I want to allow any valid UTF-8 characters in usernames and passwords.
Abandon all hope. Basic Authentication and Unicode don’t mix.
There is no standard(*) for how to encode non-ASCII characters into a Basic Authentication username:password token before base64ing it. Consequently every browser does something different:
- Opera uses UTF-8;
- IE uses the system’s default codepage (which you have no way of knowing, other than it’s never UTF-8), and silently mangles characters that don’t fit into to it using the Windows ‘guess a random character that looks a bit like the one you wanted or maybe just not’ secret recipe;
- Mozilla uses only the lower byte of character codepoints, which has the effect of encoding to ISO-8859-1 and mangling the non-8859-1 characters irretrievably… except when doing XMLHttpRequests, in which case it uses UTF-8;
- Safari and Chrome encode to ISO-8859-1, and fail to send the authorization header at all when a non-8859-1 character is used.

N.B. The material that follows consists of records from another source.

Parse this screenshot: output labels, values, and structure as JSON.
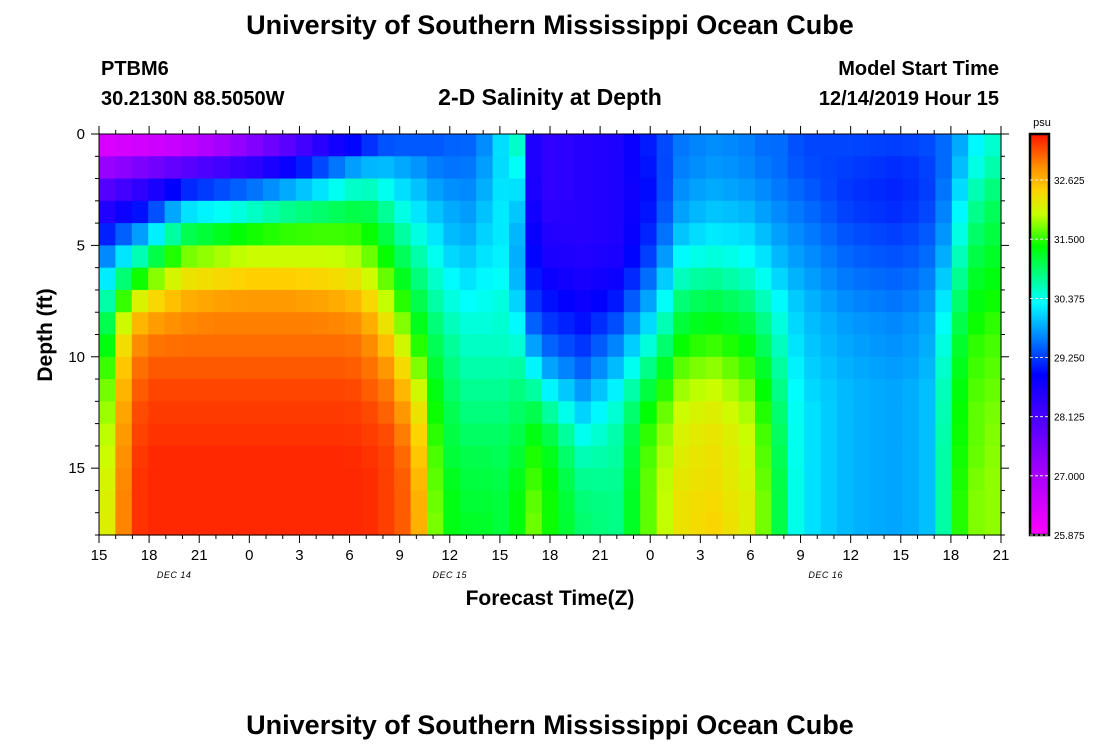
{
  "header": {
    "title": "University of Southern Mississippi Ocean Cube",
    "station": "PTBM6",
    "coords": "30.2130N 88.5050W",
    "subtitle": "2-D Salinity at Depth",
    "model_start_label": "Model Start Time",
    "model_start_value": "12/14/2019 Hour 15"
  },
  "footer": {
    "title": "University of Southern Mississippi Ocean Cube"
  },
  "chart_data": {
    "type": "heatmap",
    "title": "2-D Salinity at Depth",
    "xlabel": "Forecast Time(Z)",
    "ylabel": "Depth (ft)",
    "x_range_hours": [
      0,
      54
    ],
    "y_range_ft": [
      0,
      18
    ],
    "x_ticks": [
      {
        "hour": 0,
        "label": "15"
      },
      {
        "hour": 3,
        "label": "18"
      },
      {
        "hour": 6,
        "label": "21"
      },
      {
        "hour": 9,
        "label": "0"
      },
      {
        "hour": 12,
        "label": "3"
      },
      {
        "hour": 15,
        "label": "6"
      },
      {
        "hour": 18,
        "label": "9"
      },
      {
        "hour": 21,
        "label": "12"
      },
      {
        "hour": 24,
        "label": "15"
      },
      {
        "hour": 27,
        "label": "18"
      },
      {
        "hour": 30,
        "label": "21"
      },
      {
        "hour": 33,
        "label": "0"
      },
      {
        "hour": 36,
        "label": "3"
      },
      {
        "hour": 39,
        "label": "6"
      },
      {
        "hour": 42,
        "label": "9"
      },
      {
        "hour": 45,
        "label": "12"
      },
      {
        "hour": 48,
        "label": "15"
      },
      {
        "hour": 51,
        "label": "18"
      },
      {
        "hour": 54,
        "label": "21"
      }
    ],
    "date_labels": [
      {
        "hour": 4.5,
        "label": "DEC 14"
      },
      {
        "hour": 21,
        "label": "DEC 15"
      },
      {
        "hour": 43.5,
        "label": "DEC 16"
      }
    ],
    "y_ticks": [
      {
        "depth": 0,
        "label": "0"
      },
      {
        "depth": 5,
        "label": "5"
      },
      {
        "depth": 10,
        "label": "10"
      },
      {
        "depth": 15,
        "label": "15"
      }
    ],
    "colorbar": {
      "unit": "psu",
      "min": 25.875,
      "max": 33.5,
      "ticks": [
        "25.875",
        "27.000",
        "28.125",
        "29.250",
        "30.375",
        "31.500",
        "32.625"
      ]
    },
    "n_cols": 55,
    "n_rows": 18,
    "depth_points_ft": [
      0,
      1,
      2,
      3,
      4,
      5,
      6,
      7,
      8,
      9,
      10,
      11,
      12,
      13,
      14,
      15,
      16,
      17
    ],
    "time_profiles": [
      {
        "hour": 0,
        "salinity": [
          26.0,
          26.7,
          27.6,
          28.2,
          28.6,
          29.2,
          29.6,
          30.0,
          30.4,
          30.6,
          30.9,
          31.1,
          31.3,
          31.4,
          31.5,
          31.6,
          31.6,
          31.7
        ]
      },
      {
        "hour": 1,
        "salinity": [
          26.0,
          26.8,
          27.8,
          28.4,
          29.0,
          29.6,
          30.3,
          30.9,
          31.4,
          31.8,
          32.0,
          32.2,
          32.3,
          32.4,
          32.5,
          32.5,
          32.6,
          32.6
        ]
      },
      {
        "hour": 2,
        "salinity": [
          26.0,
          26.9,
          28.0,
          28.6,
          29.2,
          30.0,
          30.8,
          31.6,
          32.3,
          32.7,
          32.9,
          33.0,
          33.1,
          33.2,
          33.2,
          33.3,
          33.3,
          33.3
        ]
      },
      {
        "hour": 3,
        "salinity": [
          26.0,
          27.0,
          28.2,
          28.8,
          29.5,
          30.5,
          31.3,
          32.0,
          32.6,
          32.9,
          33.1,
          33.2,
          33.3,
          33.3,
          33.4,
          33.4,
          33.4,
          33.4
        ]
      },
      {
        "hour": 5,
        "salinity": [
          26.1,
          27.2,
          28.6,
          29.6,
          30.6,
          31.4,
          32.0,
          32.5,
          32.8,
          33.0,
          33.1,
          33.2,
          33.3,
          33.3,
          33.4,
          33.4,
          33.4,
          33.4
        ]
      },
      {
        "hour": 7,
        "salinity": [
          26.5,
          27.5,
          28.8,
          29.8,
          30.8,
          31.6,
          32.1,
          32.6,
          32.9,
          33.0,
          33.1,
          33.2,
          33.3,
          33.3,
          33.4,
          33.4,
          33.4,
          33.4
        ]
      },
      {
        "hour": 9,
        "salinity": [
          27.0,
          27.8,
          29.0,
          30.0,
          31.0,
          31.8,
          32.2,
          32.7,
          32.9,
          33.0,
          33.1,
          33.2,
          33.3,
          33.3,
          33.4,
          33.4,
          33.4,
          33.4
        ]
      },
      {
        "hour": 11,
        "salinity": [
          27.5,
          28.2,
          29.3,
          30.3,
          31.2,
          31.8,
          32.2,
          32.7,
          32.9,
          33.0,
          33.1,
          33.2,
          33.3,
          33.3,
          33.4,
          33.4,
          33.4,
          33.4
        ]
      },
      {
        "hour": 13,
        "salinity": [
          28.0,
          28.8,
          29.7,
          30.5,
          31.3,
          31.8,
          32.2,
          32.6,
          32.9,
          33.0,
          33.1,
          33.2,
          33.3,
          33.3,
          33.4,
          33.4,
          33.4,
          33.4
        ]
      },
      {
        "hour": 15,
        "salinity": [
          28.5,
          29.3,
          30.2,
          30.8,
          31.3,
          31.8,
          32.1,
          32.5,
          32.8,
          33.0,
          33.1,
          33.2,
          33.3,
          33.3,
          33.4,
          33.4,
          33.4,
          33.4
        ]
      },
      {
        "hour": 16,
        "salinity": [
          28.8,
          29.5,
          30.3,
          30.9,
          31.3,
          31.6,
          31.9,
          32.3,
          32.6,
          32.9,
          33.0,
          33.1,
          33.2,
          33.3,
          33.3,
          33.4,
          33.4,
          33.4
        ]
      },
      {
        "hour": 17,
        "salinity": [
          29.0,
          29.7,
          30.2,
          30.6,
          31.0,
          31.3,
          31.6,
          31.9,
          32.2,
          32.5,
          32.8,
          33.0,
          33.1,
          33.2,
          33.3,
          33.3,
          33.3,
          33.3
        ]
      },
      {
        "hour": 18,
        "salinity": [
          29.1,
          29.7,
          30.0,
          30.3,
          30.6,
          30.9,
          31.2,
          31.4,
          31.7,
          32.0,
          32.3,
          32.6,
          32.8,
          33.0,
          33.1,
          33.2,
          33.2,
          33.2
        ]
      },
      {
        "hour": 19,
        "salinity": [
          29.2,
          29.6,
          29.9,
          30.1,
          30.3,
          30.6,
          30.8,
          31.0,
          31.2,
          31.4,
          31.7,
          32.0,
          32.3,
          32.5,
          32.6,
          32.7,
          32.8,
          32.8
        ]
      },
      {
        "hour": 20,
        "salinity": [
          29.3,
          29.5,
          29.7,
          29.9,
          30.1,
          30.3,
          30.5,
          30.6,
          30.8,
          31.0,
          31.1,
          31.3,
          31.4,
          31.5,
          31.6,
          31.7,
          31.7,
          31.8
        ]
      },
      {
        "hour": 21,
        "salinity": [
          29.4,
          29.5,
          29.6,
          29.8,
          29.9,
          30.0,
          30.2,
          30.4,
          30.5,
          30.7,
          30.8,
          30.9,
          31.0,
          31.1,
          31.1,
          31.2,
          31.3,
          31.3
        ]
      },
      {
        "hour": 22,
        "salinity": [
          29.4,
          29.5,
          29.6,
          29.7,
          29.8,
          29.9,
          30.1,
          30.2,
          30.4,
          30.5,
          30.6,
          30.7,
          30.8,
          30.9,
          31.0,
          31.1,
          31.1,
          31.2
        ]
      },
      {
        "hour": 23,
        "salinity": [
          29.6,
          29.7,
          29.8,
          29.9,
          30.0,
          30.1,
          30.2,
          30.3,
          30.4,
          30.5,
          30.6,
          30.7,
          30.8,
          30.9,
          31.0,
          31.1,
          31.1,
          31.2
        ]
      },
      {
        "hour": 24,
        "salinity": [
          30.1,
          30.1,
          30.1,
          30.2,
          30.2,
          30.2,
          30.3,
          30.4,
          30.5,
          30.5,
          30.6,
          30.7,
          30.8,
          30.9,
          31.0,
          31.0,
          31.1,
          31.1
        ]
      },
      {
        "hour": 25,
        "salinity": [
          30.7,
          30.5,
          30.3,
          30.1,
          30.0,
          29.9,
          29.9,
          30.0,
          30.2,
          30.4,
          30.6,
          30.8,
          30.9,
          31.0,
          31.1,
          31.2,
          31.3,
          31.3
        ]
      },
      {
        "hour": 26,
        "salinity": [
          28.6,
          28.6,
          28.6,
          28.7,
          28.8,
          28.9,
          29.0,
          29.1,
          29.3,
          29.6,
          30.0,
          30.5,
          30.9,
          31.2,
          31.4,
          31.5,
          31.6,
          31.7
        ]
      },
      {
        "hour": 27,
        "salinity": [
          28.4,
          28.4,
          28.4,
          28.4,
          28.5,
          28.6,
          28.7,
          28.9,
          29.1,
          29.3,
          29.6,
          30.0,
          30.5,
          30.9,
          31.2,
          31.3,
          31.4,
          31.4
        ]
      },
      {
        "hour": 29,
        "salinity": [
          28.5,
          28.5,
          28.5,
          28.5,
          28.5,
          28.5,
          28.6,
          28.7,
          28.9,
          29.1,
          29.3,
          29.6,
          29.9,
          30.2,
          30.5,
          30.7,
          30.8,
          30.9
        ]
      },
      {
        "hour": 31,
        "salinity": [
          28.6,
          28.6,
          28.6,
          28.6,
          28.6,
          28.6,
          28.7,
          28.9,
          29.2,
          29.5,
          29.8,
          30.1,
          30.4,
          30.6,
          30.7,
          30.7,
          30.8,
          30.8
        ]
      },
      {
        "hour": 33,
        "salinity": [
          29.1,
          29.1,
          29.0,
          29.0,
          29.1,
          29.2,
          29.4,
          29.7,
          30.0,
          30.3,
          30.7,
          31.0,
          31.3,
          31.5,
          31.6,
          31.7,
          31.7,
          31.7
        ]
      },
      {
        "hour": 35,
        "salinity": [
          29.6,
          29.6,
          29.7,
          29.8,
          29.9,
          30.2,
          30.5,
          30.8,
          31.1,
          31.3,
          31.6,
          31.8,
          32.0,
          32.1,
          32.2,
          32.2,
          32.3,
          32.3
        ]
      },
      {
        "hour": 37,
        "salinity": [
          29.7,
          29.7,
          29.8,
          29.9,
          30.1,
          30.3,
          30.6,
          30.9,
          31.2,
          31.4,
          31.7,
          31.9,
          32.1,
          32.2,
          32.3,
          32.3,
          32.3,
          32.4
        ]
      },
      {
        "hour": 39,
        "salinity": [
          29.6,
          29.6,
          29.7,
          29.8,
          30.0,
          30.2,
          30.4,
          30.7,
          31.0,
          31.2,
          31.4,
          31.6,
          31.8,
          31.9,
          32.0,
          32.0,
          32.1,
          32.1
        ]
      },
      {
        "hour": 40,
        "salinity": [
          29.5,
          29.5,
          29.6,
          29.7,
          29.8,
          30.0,
          30.2,
          30.4,
          30.6,
          30.8,
          31.0,
          31.2,
          31.3,
          31.4,
          31.5,
          31.5,
          31.6,
          31.6
        ]
      },
      {
        "hour": 41,
        "salinity": [
          29.5,
          29.5,
          29.5,
          29.6,
          29.7,
          29.8,
          29.9,
          30.1,
          30.3,
          30.4,
          30.5,
          30.6,
          30.7,
          30.8,
          30.8,
          30.9,
          30.9,
          30.9
        ]
      },
      {
        "hour": 42,
        "salinity": [
          29.3,
          29.3,
          29.4,
          29.5,
          29.6,
          29.7,
          29.8,
          29.9,
          30.0,
          30.0,
          30.1,
          30.1,
          30.2,
          30.2,
          30.2,
          30.2,
          30.2,
          30.2
        ]
      },
      {
        "hour": 45,
        "salinity": [
          29.3,
          29.3,
          29.2,
          29.2,
          29.3,
          29.4,
          29.5,
          29.6,
          29.7,
          29.8,
          29.8,
          29.9,
          29.9,
          29.9,
          29.9,
          29.9,
          29.9,
          29.9
        ]
      },
      {
        "hour": 48,
        "salinity": [
          29.3,
          29.2,
          29.1,
          29.1,
          29.2,
          29.3,
          29.4,
          29.5,
          29.6,
          29.7,
          29.7,
          29.8,
          29.8,
          29.8,
          29.8,
          29.8,
          29.8,
          29.8
        ]
      },
      {
        "hour": 50,
        "salinity": [
          29.4,
          29.3,
          29.3,
          29.3,
          29.4,
          29.5,
          29.6,
          29.7,
          29.8,
          29.9,
          29.9,
          30.0,
          30.0,
          30.0,
          30.0,
          30.0,
          30.0,
          30.0
        ]
      },
      {
        "hour": 51,
        "salinity": [
          29.6,
          29.6,
          29.7,
          29.8,
          29.9,
          30.0,
          30.2,
          30.4,
          30.6,
          30.8,
          30.9,
          31.0,
          31.1,
          31.1,
          31.2,
          31.2,
          31.2,
          31.2
        ]
      },
      {
        "hour": 52,
        "salinity": [
          30.0,
          30.1,
          30.3,
          30.5,
          30.7,
          30.9,
          31.1,
          31.2,
          31.3,
          31.4,
          31.5,
          31.5,
          31.6,
          31.6,
          31.6,
          31.6,
          31.7,
          31.7
        ]
      },
      {
        "hour": 53,
        "salinity": [
          30.4,
          30.5,
          30.7,
          30.9,
          31.0,
          31.1,
          31.2,
          31.3,
          31.4,
          31.5,
          31.6,
          31.6,
          31.7,
          31.7,
          31.7,
          31.8,
          31.8,
          31.8
        ]
      },
      {
        "hour": 54,
        "salinity": [
          30.5,
          30.6,
          30.8,
          31.0,
          31.1,
          31.2,
          31.3,
          31.4,
          31.5,
          31.6,
          31.6,
          31.7,
          31.7,
          31.8,
          31.8,
          31.8,
          31.8,
          31.8
        ]
      }
    ]
  }
}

*: some people interpret the standard to say that either:
- it should be always ISO-8859-1, due to that being the default encoding for including raw 8-bit characters directly included in headers;
- it should be encoded using RFC2047 rules, somehow.
But neither of these proposals are on topic for inclusion in a base64-encoded auth token, and the RFC2047 reference in the HTTP spec really doesn’t work at all since all the places it might potentially be used are explicitly disallowed by the ‘atom context’ rules of RFC2047 itself, even if HTTP headers honoured the rules and extensions of the RFC822 family, which they don’t.
In summary: ugh. There is little-to-no hope of this ever being fixed in the standard or in the browsers other than Opera. It’s just one more factor driving people away from HTTP Basic Authentication in favour of non-standard and less-accessible cookie-based authentication schemes. Shame really.